À l’avenir, des secteurs tels que la gestion des déchets, l’agriculture et l’industrie pourraient grandement bénéficier d’un soutien similaire en matière de renforcement des capacités, d’autant plus que les ministères fonctionnent actuellement avec des unités de lutte contre le changement climatique de taille réduite. Les progrès vers l’adoption de cadres réglementaires pourraient également être accélérés à travers le renforcement du cadre législatif, notamment par une loi sur le changement climatique, et par la mise en place, par l’Agence nationale de statistique, d’un système national de transparence climatique conforme au Cadre de transparence renforcé.
La Namibie, dont l’approche combine expertise locale et soutien externe ciblé, a renforcé la crédibilité nationale et la confiance dans ses rapports sur le climat. Elle prouve que le soutien international est d’autant plus efficace, non pas en tant que substitut, mais en tant que catalyseur des systèmes de préparation de rapports transparents et dirigés par les pays.
Au-delà du renforcement de ses politiques et cadres institutionnels en matière de transparence, la Namibie favorise également une appropriation inclusive et une mise en œuvre participative. Photo : PNUD Namibie
Des systèmes d’information sur le climat novateurs au Cabo Verde
À l’instar d’autres petits États insulaires en développement (PEID), le Cabo Verde se heurte à des défis climatiques uniques. Confronté à l’élévation du niveau de la mer et à la recrudescence des phénomènes météorologiques extrêmes, ce pays redouble d’efforts pour accroître sa résilience face au changement climatique et se positionner comme un pionnier en matière de transparence climatique.
Fort de cet engagement, le Cabo Verde trace une nouvelle voie en matière de gouvernance climatique en instaurant un Système national de transparence climatique. Conçu pour suivre les progrès réalisés dans le cadre des politiques et des engagements climatiques du pays, ce nouveau système répond également aux exigences du Cadre de transparence renforcé. Il regroupe sur une plateforme unique les données relatives aux émissions de gaz à effet de serre, aux mesures d’adaptation et aux flux de financement climatique provenant de multiples secteurs et parties prenantes. Il permet également de suivre les progrès réalisés dans la mise en œuvre de la CDN et du Plan national d’adaptation (PNA) du pays, et définit les futurs besoins de financement à l’aide d’outils numériques tels que les systèmes d’information géographique pour cartographier les projets, et les marqueurs budgétaires climatiques.

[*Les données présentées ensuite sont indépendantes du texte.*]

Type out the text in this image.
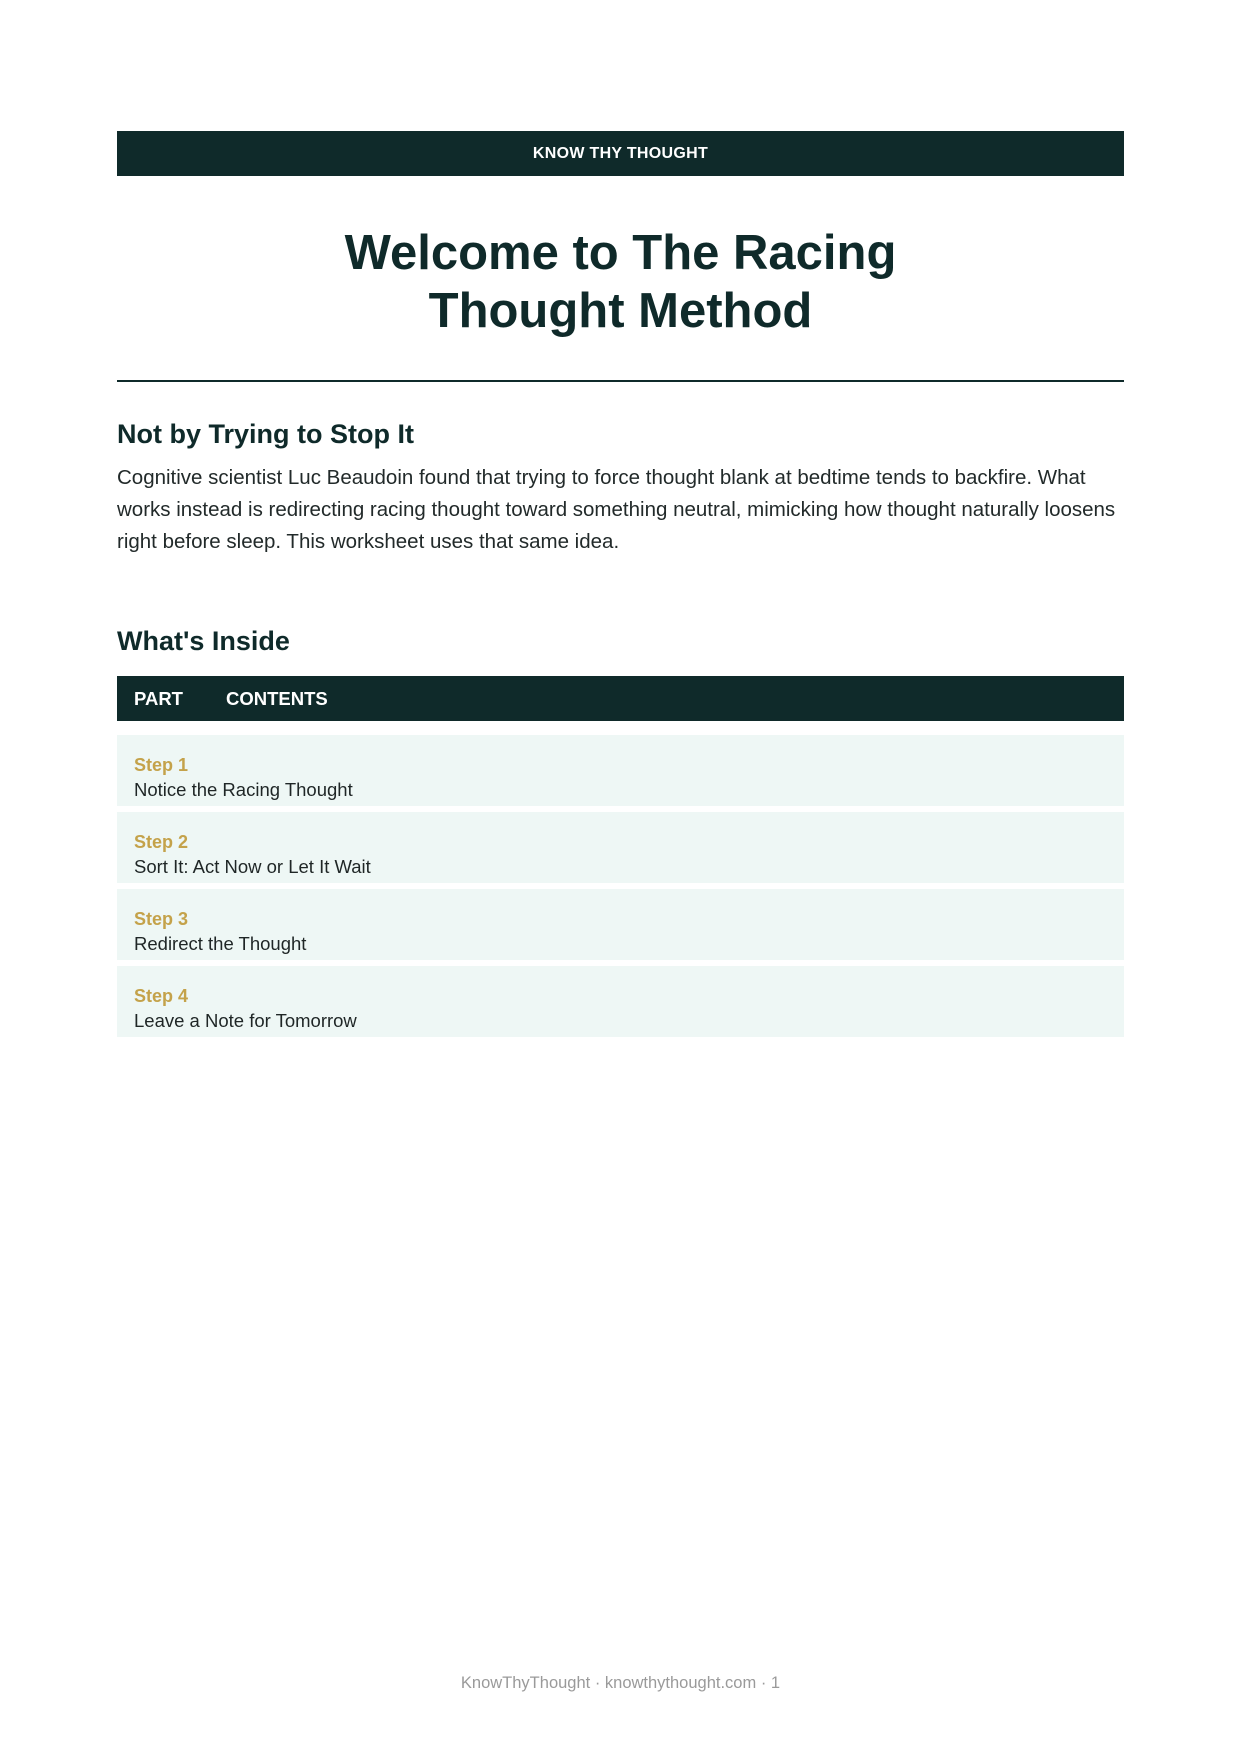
KNOW THY THOUGHT
Welcome to The Racing
Thought Method
Not by Trying to Stop It

Cognitive scientist Luc Beaudoin found that trying to force thought blank at bedtime tends to backfire. What works instead is redirecting racing thought toward something neutral, mimicking how thought naturally loosens right before sleep. This worksheet uses that same idea.

What's Inside
PART	CONTENTS
Step 1
Notice the Racing Thought
Step 2
Sort It: Act Now or Let It Wait
Step 3
Redirect the Thought
Step 4
Leave a Note for Tomorrow
KnowThyThought · knowthythought.com · 1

Le changement climatique accentue la fréquence et l’intensité des sécheresses au Cabo Verde, un archipel de dix îles situé au large des côtes atlantiques de l’Afrique de l’Ouest. Photo : Jennifer Baumwoll / PNUD
Grâce à ses efforts en matière de transparence, le Cabo Verde peut suivre la mise en œuvre de sa CDN tout en renforçant son attractivité pour les financements climatiques. Photo : PNUD Cabo Verde
Grâce à ce système robuste, le pays prépare son premier Rapport biennal au titre de la transparence sans le soutien financier du FEM. Le Cabo Verde s’appuie exclusivement sur l’assistance technique du Groupe lusophone sur la transparence, qui permet aux pays de langue portugaise de bénéficier d’un apprentissage entre pairs et d’une expertise ciblée.
La décision du Cabo Verde d’établir son premier Rapport biennal au titre de la transparence sans le soutien du FEM souligne la confiance accordée par ce pays à la solide base d’informations qu’il a constituée. Cela atteste à la fois d’une maturité technique et d’une volonté politique. Le Cabo Verde a tiré les enseignements des précédents cycles de CDN au cours desquels la faiblesse des cadres de suivi entravait les progrès. En investissant dans des systèmes de données durables et en encourageant la collaboration intersectorielle, le Cabo Verde montre que les PEID peuvent établir des rapports au titre de la transparence de haute qualité, en dépit de ressources limitées.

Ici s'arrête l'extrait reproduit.